Selasa 25 Jan 2022 21:33 WIB

KPK: Ekstradisi dengan Singapura Bantu Pemberantasan Korupsi

Ekstradisi akan berimbas positif terhadap upaya optimalisasi pengembalian aset.

Rep: Rizkyan adiyudha/ Red: Ilham Tirta
Wakil Ketua Komisi Pemberantasan Korupsi (KPK) Nurul Ghufron.
Foto: ANTARA/M Risyal Hidayat
Wakil Ketua Komisi Pemberantasan Korupsi (KPK) Nurul Ghufron.

REPUBLIKA.CO.ID, JAKARTA -- Komisi Pemberantasan Korupsi (KPK) menilai perjanjian ekstradisi Indonesia-Singapura membantu peperangan melawan pidana rasuah. KPK menyebut, perjanjian ekstradisi ini menjadi sebuah tonggak langkah maju pemberantasan korupsi tidak hanya bagi Indonesia, namun juga global.

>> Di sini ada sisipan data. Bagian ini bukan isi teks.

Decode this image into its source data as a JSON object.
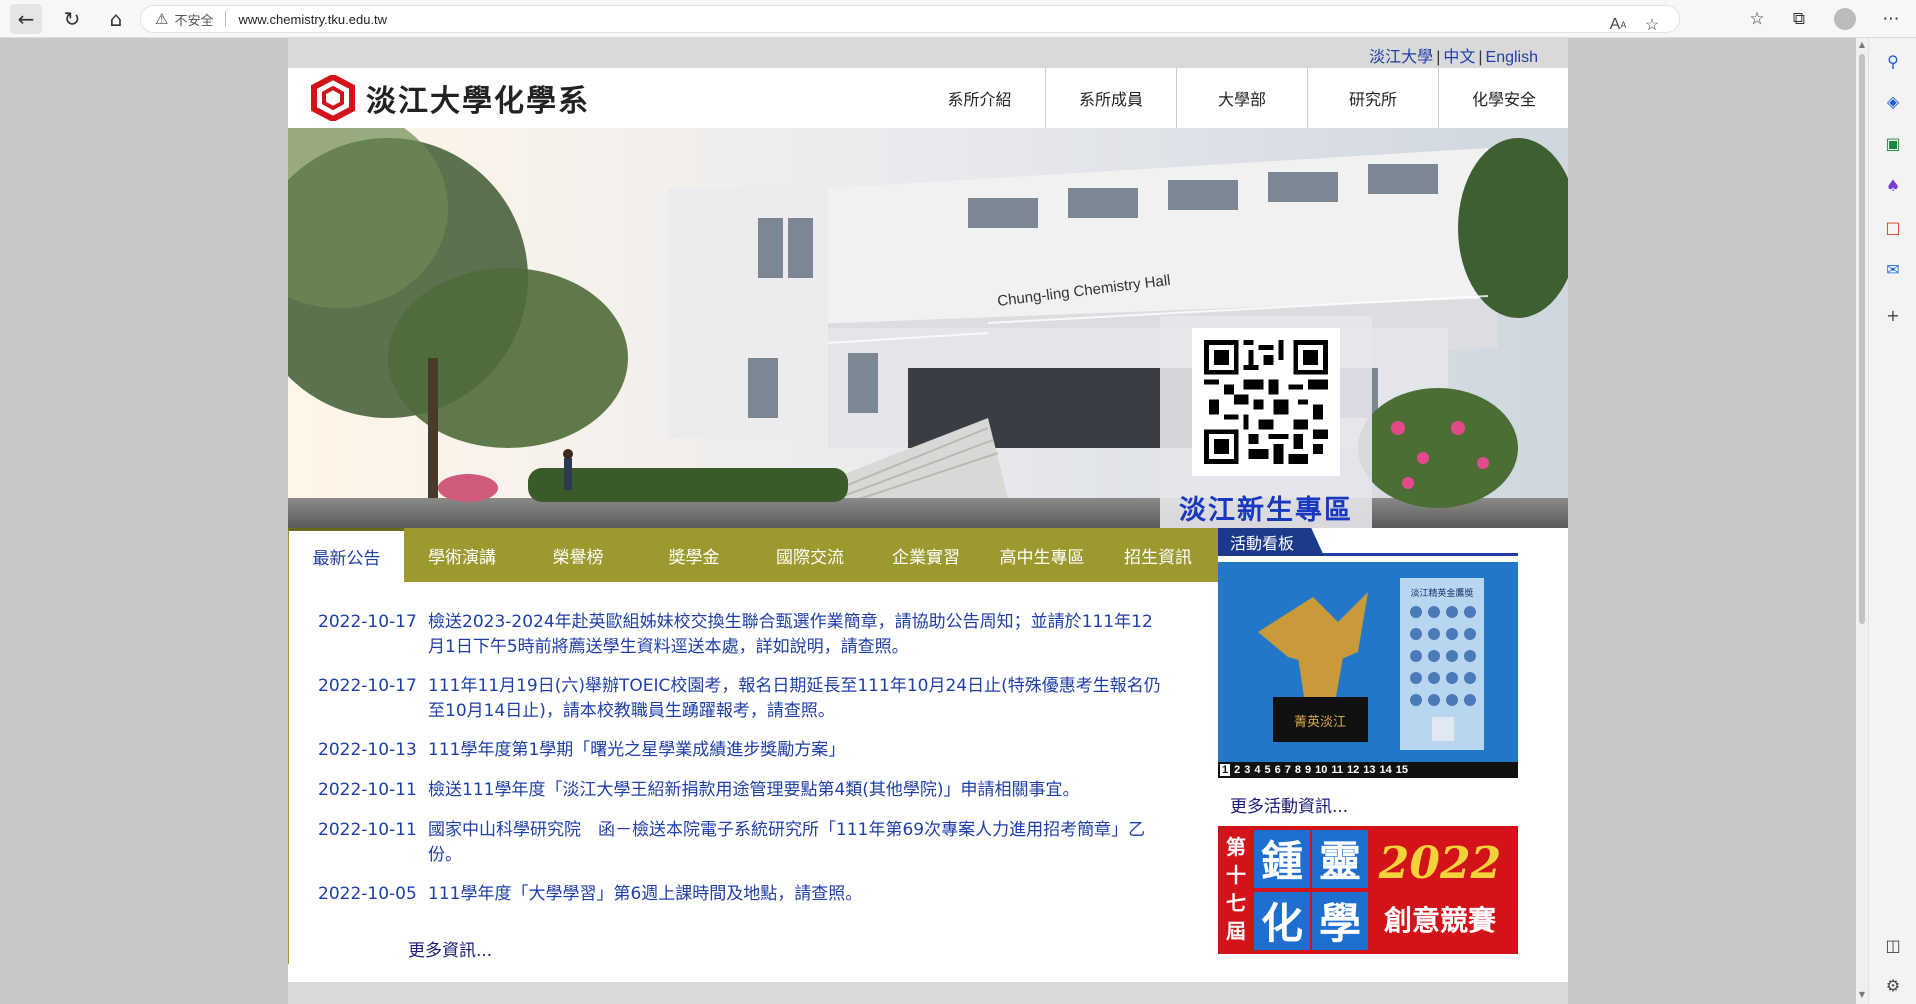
{
  "browser": {
    "insecure_label": "不安全",
    "url": "www.chemistry.tku.edu.tw"
  },
  "topbar": {
    "links": [
      "淡江大學",
      "中文",
      "English"
    ],
    "separator": "|"
  },
  "site": {
    "logo_text": "淡江大學化學系"
  },
  "mainnav": [
    "系所介紹",
    "系所成員",
    "大學部",
    "研究所",
    "化學安全"
  ],
  "hero": {
    "building_sign": "Chung-ling Chemistry Hall",
    "qr_caption": "淡江新生專區"
  },
  "tabs": [
    "最新公告",
    "學術演講",
    "榮譽榜",
    "獎學金",
    "國際交流",
    "企業實習",
    "高中生專區",
    "招生資訊"
  ],
  "news": [
    {
      "date": "2022-10-17",
      "title": "檢送2023-2024年赴英歐組姊妹校交換生聯合甄選作業簡章，請協助公告周知；並請於111年12月1日下午5時前將薦送學生資料逕送本處，詳如說明，請查照。"
    },
    {
      "date": "2022-10-17",
      "title": "111年11月19日(六)舉辦TOEIC校園考，報名日期延長至111年10月24日止(特殊優惠考生報名仍至10月14日止)，請本校教職員生踴躍報考，請查照。"
    },
    {
      "date": "2022-10-13",
      "title": "111學年度第1學期「曙光之星學業成績進步獎勵方案」"
    },
    {
      "date": "2022-10-11",
      "title": "檢送111學年度「淡江大學王紹新捐款用途管理要點第4類(其他學院)」申請相關事宜。"
    },
    {
      "date": "2022-10-11",
      "title": "國家中山科學研究院　函－檢送本院電子系統研究所「111年第69次專案人力進用招考簡章」乙份。"
    },
    {
      "date": "2022-10-05",
      "title": "111學年度「大學學習」第6週上課時間及地點，請查照。"
    }
  ],
  "news_more": "更多資訊...",
  "board": {
    "title": "活動看板",
    "poster_title": "淡江精英金鷹獎",
    "poster_base": "菁英淡江",
    "pages": [
      "1",
      "2",
      "3",
      "4",
      "5",
      "6",
      "7",
      "8",
      "9",
      "10",
      "11",
      "12",
      "13",
      "14",
      "15"
    ],
    "more": "更多活動資訊..."
  },
  "banner": {
    "edition": "第十七屆",
    "big_chars": [
      "鍾",
      "靈",
      "化",
      "學"
    ],
    "year": "2022",
    "subtitle": "創意競賽"
  },
  "colors": {
    "tab_bar": "#9c9a2e",
    "link": "#1f3fa8",
    "board_head": "#1b3a8a",
    "banner": "#d2141a"
  }
}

"Melalui regulasi ini artinya seluruh instrumen yang dimiliki kedua negara akan memberikan dukungan penuh terhadap upaya ekstradisi dalam kerangka penegakkan hukum kedua negara, termasuk dalam konteks pemberantasan tindak pidana korupsi," kata Wakil Ketua KPK, Nurul Ghufron di Jakarta, Selasa (25/1).

Baca Juga

KPK mengatakan, perjanjian ekstradisi tentunya tidak hanya mempermudah proses penangkapan dan pemulangan tersangka korupsi yang melarikan diri atau berdomisili di negara lain. Lembaga antirasuah itu melanjutkan, ekstradisi ini nantinya juga akan berimbas positif terhadap upaya optimalisasi asset recovery.

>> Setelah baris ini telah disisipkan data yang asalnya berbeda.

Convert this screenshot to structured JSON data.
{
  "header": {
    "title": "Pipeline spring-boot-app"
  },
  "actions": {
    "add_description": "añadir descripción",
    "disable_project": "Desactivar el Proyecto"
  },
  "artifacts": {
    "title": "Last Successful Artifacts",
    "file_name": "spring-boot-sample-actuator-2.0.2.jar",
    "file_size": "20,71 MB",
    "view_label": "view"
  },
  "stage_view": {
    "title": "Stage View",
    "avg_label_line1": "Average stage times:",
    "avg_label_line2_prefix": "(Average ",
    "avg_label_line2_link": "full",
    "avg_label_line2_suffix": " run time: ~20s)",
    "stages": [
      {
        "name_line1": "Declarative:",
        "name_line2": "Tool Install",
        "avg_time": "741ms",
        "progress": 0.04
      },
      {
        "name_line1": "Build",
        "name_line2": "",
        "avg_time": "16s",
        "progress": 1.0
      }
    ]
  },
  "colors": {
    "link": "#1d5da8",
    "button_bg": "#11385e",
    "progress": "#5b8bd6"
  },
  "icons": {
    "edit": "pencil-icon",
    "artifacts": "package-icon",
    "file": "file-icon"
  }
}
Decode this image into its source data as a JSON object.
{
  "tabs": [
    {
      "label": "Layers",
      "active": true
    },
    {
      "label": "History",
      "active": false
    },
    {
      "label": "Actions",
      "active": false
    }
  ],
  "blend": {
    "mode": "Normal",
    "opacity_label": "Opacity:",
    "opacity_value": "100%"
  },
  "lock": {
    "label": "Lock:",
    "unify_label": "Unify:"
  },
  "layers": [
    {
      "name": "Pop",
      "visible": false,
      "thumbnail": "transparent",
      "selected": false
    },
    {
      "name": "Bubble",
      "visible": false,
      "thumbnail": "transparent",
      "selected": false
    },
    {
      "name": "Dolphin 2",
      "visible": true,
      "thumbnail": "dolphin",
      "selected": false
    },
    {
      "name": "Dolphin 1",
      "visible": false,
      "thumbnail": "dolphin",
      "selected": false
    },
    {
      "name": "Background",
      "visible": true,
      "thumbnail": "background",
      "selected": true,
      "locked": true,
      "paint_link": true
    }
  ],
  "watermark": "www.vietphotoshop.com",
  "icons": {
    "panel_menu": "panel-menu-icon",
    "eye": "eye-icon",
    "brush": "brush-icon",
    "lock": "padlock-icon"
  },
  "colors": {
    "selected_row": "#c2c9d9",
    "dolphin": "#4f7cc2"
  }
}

Ghufron mengatakan, tidak dipungkiri bahwa aset pelaku korupsi tidak hanya berada di dalam negeri, tapi juga tersebar di berbagai negara lainnya. Dia mengatakan, optmalisasi perampasan aset tersebut bakal memberikan sumbangsih terhadap Penerimaan Negara Bukan Pajak (PNBP).

"Perjanjian tersebut akan menjadi akselerasi progresif dalam upaya pemberantasan korupsi di Indonesia," kata Ghufroni lagi.

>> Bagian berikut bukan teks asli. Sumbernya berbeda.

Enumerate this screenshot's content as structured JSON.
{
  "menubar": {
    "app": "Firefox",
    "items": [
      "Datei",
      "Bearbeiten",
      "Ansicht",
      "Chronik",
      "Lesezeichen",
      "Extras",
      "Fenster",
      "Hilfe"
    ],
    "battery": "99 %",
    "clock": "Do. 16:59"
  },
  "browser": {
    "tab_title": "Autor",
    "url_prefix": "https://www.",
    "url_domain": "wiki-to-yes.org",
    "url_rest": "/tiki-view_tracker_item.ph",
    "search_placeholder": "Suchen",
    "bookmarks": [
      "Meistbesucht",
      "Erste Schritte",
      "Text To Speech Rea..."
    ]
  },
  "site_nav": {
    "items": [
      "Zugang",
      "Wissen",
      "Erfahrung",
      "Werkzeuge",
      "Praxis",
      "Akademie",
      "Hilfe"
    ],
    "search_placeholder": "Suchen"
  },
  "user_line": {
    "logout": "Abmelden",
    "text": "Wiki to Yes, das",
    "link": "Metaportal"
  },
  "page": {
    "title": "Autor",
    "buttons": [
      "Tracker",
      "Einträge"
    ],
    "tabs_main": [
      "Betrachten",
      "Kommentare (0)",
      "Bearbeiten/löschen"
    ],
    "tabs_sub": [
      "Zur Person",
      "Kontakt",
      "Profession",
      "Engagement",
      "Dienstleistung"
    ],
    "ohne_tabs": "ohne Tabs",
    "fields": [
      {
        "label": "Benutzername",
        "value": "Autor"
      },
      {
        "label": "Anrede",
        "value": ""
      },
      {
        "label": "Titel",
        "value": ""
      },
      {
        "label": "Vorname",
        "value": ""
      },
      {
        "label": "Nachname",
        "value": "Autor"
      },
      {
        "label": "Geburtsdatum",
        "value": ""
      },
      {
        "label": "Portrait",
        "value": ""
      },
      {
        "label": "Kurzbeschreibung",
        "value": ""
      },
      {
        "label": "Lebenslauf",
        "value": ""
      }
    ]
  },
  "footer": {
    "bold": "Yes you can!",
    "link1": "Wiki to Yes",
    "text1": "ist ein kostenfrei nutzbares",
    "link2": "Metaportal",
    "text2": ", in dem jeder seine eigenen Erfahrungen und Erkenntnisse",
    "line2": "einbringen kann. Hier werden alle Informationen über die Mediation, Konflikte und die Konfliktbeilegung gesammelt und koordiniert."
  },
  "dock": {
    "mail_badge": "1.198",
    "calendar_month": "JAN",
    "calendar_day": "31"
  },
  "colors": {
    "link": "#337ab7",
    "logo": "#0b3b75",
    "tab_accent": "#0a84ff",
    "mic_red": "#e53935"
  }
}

Seperti diketahui, pemerintah Indonesia dan Singapura mengadakan perjanjian ekstradisi. Salah satu poin perjanjian itu, yakni saling bertukar para tersangka buron yang seharusnya menjalani penuntutan atau persidangan di negara masing-masing.

"Perjanjian ekstradisi ini akan menciptakan efek gentar (deterrence) bagi pelaku tindak pidana di Indonesia dan Singapura," kata Menteri Hukum dan Hak Asasi Manusia (Menkumham), Yasonna Laoly.

Yasonna menjelaskan, ruang lingkup perjanjian ekstradisi ini, yakni kedua negara sepakat untuk melakukan pertukaran bagi setiap orang yang ditemukan berada di wilayah negara diminta. Hal ini untuk penuntutan atau persidangan atau pelaksanaan hukuman untuk tindak pidana yang dapat diekstradisi.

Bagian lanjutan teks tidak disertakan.